Geçtiğimiz sene gece eğlencelerine Antonis Remos ve Natassa Theodoridou eşliğinde büyük ilgi gören kulüp performanslarıyla geri döndünüz; gece hayatını seviyor musunuz?

Artık konser, tiyatro ve özel geceleri, kulüp performanslarına tercih ettiğimi söyleyebilirim. Gece yaşantısı ve eğlenceleri eskiden çok farklı bir düzeydeydi. Son zamanlarda Antonis Remos ile Athinon Arena’da ve Natassa Theodoridou ile Votanikos’ta gece, sahne yaptım; çünkü her ikisi de birlikte çalışmazdan önce de çok sevdiğim ve dinlediğim isimlerdi. Bana göre her ikisi de dönemlerinin en başarılı şarkıcıları.

Zamanınız olursa, İstanbul’da en çok başka neler yapmak istersiniz?

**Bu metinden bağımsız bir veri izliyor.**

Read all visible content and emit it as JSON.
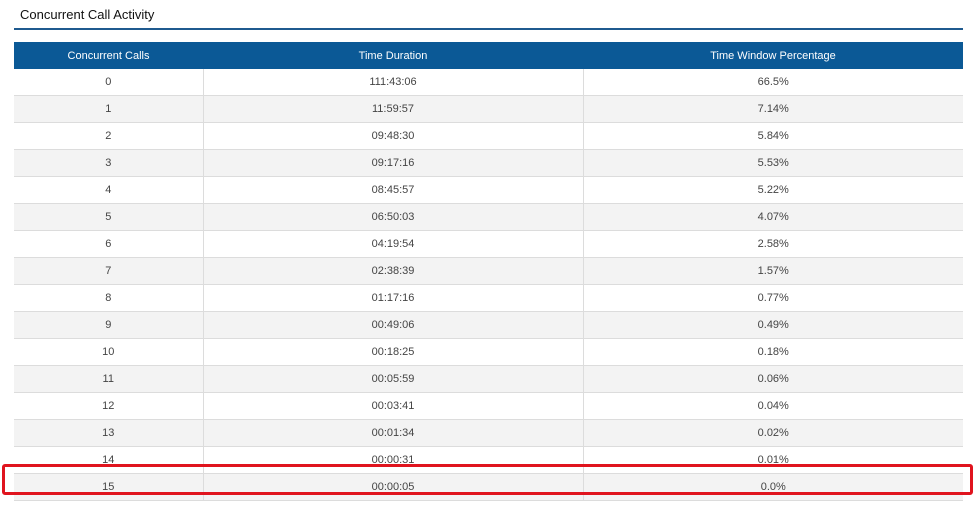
{
  "section": {
    "title": "Concurrent Call Activity"
  },
  "table": {
    "headers": [
      "Concurrent Calls",
      "Time Duration",
      "Time Window Percentage"
    ],
    "rows": [
      [
        "0",
        "111:43:06",
        "66.5%"
      ],
      [
        "1",
        "11:59:57",
        "7.14%"
      ],
      [
        "2",
        "09:48:30",
        "5.84%"
      ],
      [
        "3",
        "09:17:16",
        "5.53%"
      ],
      [
        "4",
        "08:45:57",
        "5.22%"
      ],
      [
        "5",
        "06:50:03",
        "4.07%"
      ],
      [
        "6",
        "04:19:54",
        "2.58%"
      ],
      [
        "7",
        "02:38:39",
        "1.57%"
      ],
      [
        "8",
        "01:17:16",
        "0.77%"
      ],
      [
        "9",
        "00:49:06",
        "0.49%"
      ],
      [
        "10",
        "00:18:25",
        "0.18%"
      ],
      [
        "11",
        "00:05:59",
        "0.06%"
      ],
      [
        "12",
        "00:03:41",
        "0.04%"
      ],
      [
        "13",
        "00:01:34",
        "0.02%"
      ],
      [
        "14",
        "00:00:31",
        "0.01%"
      ],
      [
        "15",
        "00:00:05",
        "0.0%"
      ]
    ]
  },
  "colors": {
    "header_bg": "#0b5996",
    "title_rule": "#1f5a8f",
    "highlight": "#e0141e"
  }
}
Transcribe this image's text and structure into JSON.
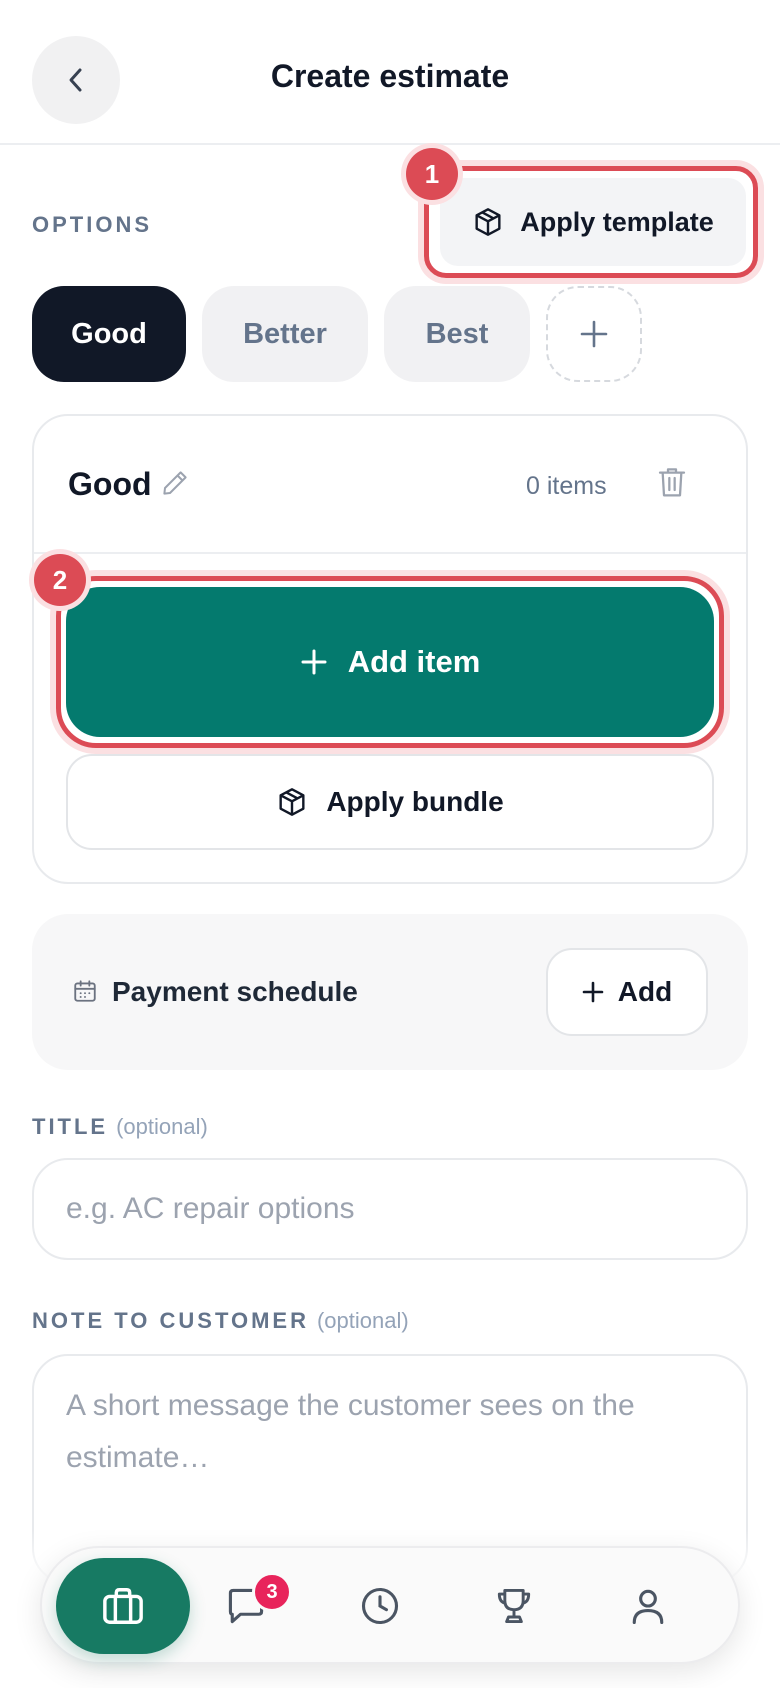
{
  "header": {
    "title": "Create estimate"
  },
  "options": {
    "label": "OPTIONS",
    "apply_template": "Apply template",
    "tabs": [
      {
        "label": "Good",
        "active": true
      },
      {
        "label": "Better",
        "active": false
      },
      {
        "label": "Best",
        "active": false
      }
    ]
  },
  "annotations": {
    "step1": "1",
    "step2": "2"
  },
  "card": {
    "title": "Good",
    "items_count": "0 items",
    "add_item": "Add item",
    "apply_bundle": "Apply bundle"
  },
  "payment": {
    "label": "Payment schedule",
    "add": "Add"
  },
  "title_field": {
    "label": "TITLE",
    "optional": "(optional)",
    "placeholder": "e.g. AC repair options"
  },
  "note_field": {
    "label": "NOTE TO CUSTOMER",
    "optional": "(optional)",
    "placeholder": "A short message the customer sees on the estimate…"
  },
  "nav": {
    "messages_badge": "3",
    "items": [
      "briefcase-icon",
      "chat-icon",
      "clock-icon",
      "trophy-icon",
      "user-icon"
    ]
  },
  "colors": {
    "accent_teal": "#047a6e",
    "nav_active": "#177a63",
    "highlight_red": "#dc4b55",
    "badge_pink": "#e8245b",
    "dark": "#111827"
  }
}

Ailemi ziyaret etmek ve güzel bir yürüyüş yapmak için Büyükada’ya kaçmak istiyorum. Ayrıca, Kapalıçarşı ve Galata’yı gezmek isterim. Ayrıca bir kez daha İstanbul’a hayran kalmak üzere Aya Sofya, Topkapı ve Boğaz’ı da görmeyi arzuluyorum.